The art of teaching
Beal saw the call for graduate students to teach in APAEP posted on a friend’s Facebook page. Though he didn’t think courses outside of the arts would be accepted, he wrote a proposal for an electronics course and sent it to Stevens.
“Kyes said my class needed to be accessible,” Beal says. “It’s difficult because my students have diverse educational backgrounds. Some people have graduated high school and some have a GED, while others have taken a semester or two of community college.”
After meeting his students, Beal developed a course to introduce science using a fun, question-and-answer approach while utilizing electronics problems and demonstrations as examples. For many students, this was their first science class.
“I reinforced remedial mathematics by sneaking topics into the electronics problems, so they had a motivation to add, subtract, use exponents and understand algebra,” he says.
“I have talked to the students about the fundamentals, as well as the advantages of using the binary number system in machines and circuits,” he added.
But Beal quickly learned that making concepts accessible did not necessarily mean making them easy.
“At first, I made the mistake of making the problems too easy, thinking that it would make the material more accessible. Students had to read for them and find them, but the answers were there,” he explains. “There wasn’t a whole lot of critical thinking; it was basically whether they could fish through the material, and give me an answer on an assignment easily.”

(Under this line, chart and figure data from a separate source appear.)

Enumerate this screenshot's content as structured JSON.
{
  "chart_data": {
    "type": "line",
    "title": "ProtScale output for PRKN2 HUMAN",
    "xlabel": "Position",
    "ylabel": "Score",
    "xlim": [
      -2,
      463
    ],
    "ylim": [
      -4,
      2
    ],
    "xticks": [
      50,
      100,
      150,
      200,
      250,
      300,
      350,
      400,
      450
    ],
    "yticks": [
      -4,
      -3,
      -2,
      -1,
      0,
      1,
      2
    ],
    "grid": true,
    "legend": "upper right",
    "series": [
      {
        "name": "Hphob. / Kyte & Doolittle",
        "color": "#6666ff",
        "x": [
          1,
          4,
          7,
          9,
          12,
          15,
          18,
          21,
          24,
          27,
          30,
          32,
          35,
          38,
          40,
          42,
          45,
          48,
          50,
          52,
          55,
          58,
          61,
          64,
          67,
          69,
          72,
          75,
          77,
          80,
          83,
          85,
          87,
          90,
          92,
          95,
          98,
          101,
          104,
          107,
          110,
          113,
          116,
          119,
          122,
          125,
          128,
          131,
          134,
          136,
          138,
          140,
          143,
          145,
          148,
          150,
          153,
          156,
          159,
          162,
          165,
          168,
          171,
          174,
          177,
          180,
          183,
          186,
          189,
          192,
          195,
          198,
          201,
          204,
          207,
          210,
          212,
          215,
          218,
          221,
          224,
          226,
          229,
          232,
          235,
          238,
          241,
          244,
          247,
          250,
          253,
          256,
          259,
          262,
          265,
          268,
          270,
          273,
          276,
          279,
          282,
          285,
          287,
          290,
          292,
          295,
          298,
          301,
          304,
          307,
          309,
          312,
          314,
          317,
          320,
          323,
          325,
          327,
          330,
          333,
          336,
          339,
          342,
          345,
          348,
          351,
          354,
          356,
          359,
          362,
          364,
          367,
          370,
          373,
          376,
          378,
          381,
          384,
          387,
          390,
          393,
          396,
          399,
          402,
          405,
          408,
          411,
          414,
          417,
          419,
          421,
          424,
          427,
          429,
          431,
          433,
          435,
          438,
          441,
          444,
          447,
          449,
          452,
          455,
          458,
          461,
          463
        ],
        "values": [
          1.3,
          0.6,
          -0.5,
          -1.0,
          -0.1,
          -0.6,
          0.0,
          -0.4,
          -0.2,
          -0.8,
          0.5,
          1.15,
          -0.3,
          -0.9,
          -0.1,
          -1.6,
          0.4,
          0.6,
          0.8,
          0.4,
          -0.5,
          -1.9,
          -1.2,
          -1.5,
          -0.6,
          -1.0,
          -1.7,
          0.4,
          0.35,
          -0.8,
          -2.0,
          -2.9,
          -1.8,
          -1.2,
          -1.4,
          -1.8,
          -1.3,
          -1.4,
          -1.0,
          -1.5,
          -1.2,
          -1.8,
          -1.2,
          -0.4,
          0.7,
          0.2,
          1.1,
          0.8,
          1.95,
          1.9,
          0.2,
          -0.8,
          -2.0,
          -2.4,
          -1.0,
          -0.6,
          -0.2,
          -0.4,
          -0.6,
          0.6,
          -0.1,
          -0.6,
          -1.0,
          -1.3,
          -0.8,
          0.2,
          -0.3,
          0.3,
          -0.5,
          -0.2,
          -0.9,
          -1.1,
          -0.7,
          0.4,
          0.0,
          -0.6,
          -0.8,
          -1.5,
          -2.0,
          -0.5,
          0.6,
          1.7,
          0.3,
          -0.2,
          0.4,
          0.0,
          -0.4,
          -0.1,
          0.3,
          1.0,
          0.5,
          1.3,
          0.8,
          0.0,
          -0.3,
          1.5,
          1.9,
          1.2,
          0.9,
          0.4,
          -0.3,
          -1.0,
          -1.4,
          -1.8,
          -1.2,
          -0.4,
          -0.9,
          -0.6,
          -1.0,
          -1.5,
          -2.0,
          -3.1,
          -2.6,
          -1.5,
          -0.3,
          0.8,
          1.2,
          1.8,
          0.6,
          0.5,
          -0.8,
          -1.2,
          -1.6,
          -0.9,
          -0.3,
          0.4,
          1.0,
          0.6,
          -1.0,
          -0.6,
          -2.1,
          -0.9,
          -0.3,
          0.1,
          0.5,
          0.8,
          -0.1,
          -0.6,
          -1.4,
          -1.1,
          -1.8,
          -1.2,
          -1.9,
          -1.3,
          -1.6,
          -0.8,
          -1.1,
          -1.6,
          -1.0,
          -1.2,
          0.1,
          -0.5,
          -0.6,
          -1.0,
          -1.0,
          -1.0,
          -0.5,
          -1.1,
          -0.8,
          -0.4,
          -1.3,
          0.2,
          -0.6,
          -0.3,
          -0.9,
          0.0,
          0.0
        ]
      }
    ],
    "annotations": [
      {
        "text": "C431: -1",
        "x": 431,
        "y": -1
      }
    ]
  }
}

Beal was not getting thorough homework submissions, although the assignments were easy. He began reading about adult education and found that the material does not need
to be easy. If it is, it is less challenging and less valuable to the students.
“Part of making it accessible was helping them to formulate a good question,” he says. “I’d say, ‘Let’s reword your question so you get more out of your answer.’ Your answer can only be as good as your question.”
Because of the varying educational backgrounds, Beal was often challenged with explaining concepts in different ways to meet everyone’s needs.
“Someone asked me, ‘So why is it that whenever you multiply a positive number times a positive number you get a positive number, a positive times a negative is a negative, a negative times a positive is a negative, but a negative times a negative is a positive?’” Beal recalls.
“If you want to teach that to somebody without much math background, and you have this rule of why that is true, the rule doesn’t mean anything to them,” he explains. “You can tell them to just remember the rule, or show all these theories and ways to prove that it’s true, but that gets too complicated for teaching remedial mathematics, so I just used a circuit to show them. I have to have so many examples ready for each lecture and concept.”
Then . . . Beal started giving his students the hard problems.
“I saw results from that, which was counterintuitive to me,” he says. “I thought I was making it less accessible, but they weren’t coming to class to learn something easy. I almost underestimated the students.”
Pushing the limits more, and proving what he found to be true, Beal gave his students a hard take-home test — and one student scored better than he did. “I was so proud,” he says.